Orang-orang yang tinggal di Malang, Surabaya, dan sekitarnya pasti familier dengan tahu campur. Namun orang-orang dari luar provinsi Jawa Timur mungkin masih asing dengan kuliner ini. Saya mengatakan demikian lantaran saya sudah pernah bertanya pada teman-teman dari luar Jawa Timur sebelum memperkenalkan makanan ini kepada mereka.
Jangankan orang dari luar provinsi, masih ada juga lho orang yang berasal dari provinsi Jawa Timur yang nggak tahu. Kalaupun tahu, kebanyakan mereka mengira tahu campur adalah makanan khas Surabaya atau Malang. Ya maklum saja, Surabaya dan Malang lebih sering dikunjungi wisatawan ketimbang Lamongan, dan tahu campur juga sering dijumpai di kedua kota tersebut.
Dulu keluarga saya di Tulungagung sempat nggak mengenal tahu campur. Begitu juga dengan keluarga yang lain di Blitar. Saya sempet heran, kok bisa ya masih satu provinsi dan letaknya nggak jauh dari Malang, tapi nggak kenal tahu campur? Padahal di Malang makanan ini cukup digemari masyarakat, lho. Saya menduga kalau hal ini berkaitan dengan pembagian budaya di daerah Jawa Timur.
Secara umum, setidaknya ada 5 pembagian wilayah di Jawa Timur berdasarkan ciri khas budaya masyarakatnya, yaitu Jawa Mataraman, Arek, Madura pulau, Pandalungan, dan Osing. Dalam kasus ini, Blitar dan Tulungagung masuk ke wilayah budaya Mataraman, sedangkan Malang dan Surabaya masuk ke wilayah Jawa Arek. Makanya budaya keduanya terlihat kontras; yang satu halus, yang lainnya kasar. Tapi sekarang saya sudah bisa menemui kedai tahu campur di Tulungagung walaupun nggak banyak.
Kembali lagi ke topik awal, tahu campur Lamongan beda banget lho sama tahu tek yang lebih populer di masyarakat. Di Semarang ada makanan dengan nama serupa, namun konsep sajiannya jauh berbeda. Kalau tahu campur Semarang kenampakannya lebih mirip dengan tahu kupat yang pakai saus kacang, sedangkan tahu campur Lamongan adalah makanan berkuah yang sama sekali nggak pakai kacang.

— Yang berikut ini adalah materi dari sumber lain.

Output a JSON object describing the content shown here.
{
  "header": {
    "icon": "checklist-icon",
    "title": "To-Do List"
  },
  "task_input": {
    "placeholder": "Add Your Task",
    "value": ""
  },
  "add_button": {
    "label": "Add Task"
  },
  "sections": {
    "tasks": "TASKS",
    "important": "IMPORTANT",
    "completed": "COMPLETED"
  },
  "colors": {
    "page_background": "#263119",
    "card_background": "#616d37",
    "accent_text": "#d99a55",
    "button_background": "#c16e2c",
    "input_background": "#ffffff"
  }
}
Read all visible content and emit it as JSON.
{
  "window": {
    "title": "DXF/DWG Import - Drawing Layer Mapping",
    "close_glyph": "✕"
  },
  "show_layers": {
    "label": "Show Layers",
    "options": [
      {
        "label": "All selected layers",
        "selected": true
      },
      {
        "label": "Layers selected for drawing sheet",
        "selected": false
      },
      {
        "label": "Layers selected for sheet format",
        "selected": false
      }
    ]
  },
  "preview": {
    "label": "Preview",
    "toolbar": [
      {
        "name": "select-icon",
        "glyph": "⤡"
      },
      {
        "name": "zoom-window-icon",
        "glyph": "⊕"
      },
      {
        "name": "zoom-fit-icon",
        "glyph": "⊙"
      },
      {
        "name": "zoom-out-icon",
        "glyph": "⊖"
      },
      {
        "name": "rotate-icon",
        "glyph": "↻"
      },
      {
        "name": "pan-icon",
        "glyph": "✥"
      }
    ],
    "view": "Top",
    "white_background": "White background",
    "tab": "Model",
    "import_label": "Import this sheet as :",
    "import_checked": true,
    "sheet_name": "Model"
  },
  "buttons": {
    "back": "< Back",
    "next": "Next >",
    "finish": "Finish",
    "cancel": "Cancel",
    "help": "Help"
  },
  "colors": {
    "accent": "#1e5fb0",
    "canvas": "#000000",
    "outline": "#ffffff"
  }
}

Isian tahu campur rame banget, ada irisan tahu goreng, lontong, soun, perkedel singkong, taoge rebus, selada, dan daging sapi. Daging sapinya pun berbeda dengan yang kita temui di rawon, sebab menggunakan bagian sandung lamur dan otot. Pokoknya teksturnya kenyal-kenyal gitu dan ada lemaknya. Dasar piringnya diolesi sedikit petis, kemudian disiram dengan kuah kaldu yang panas-panas yang cocok disantap di musim hujan.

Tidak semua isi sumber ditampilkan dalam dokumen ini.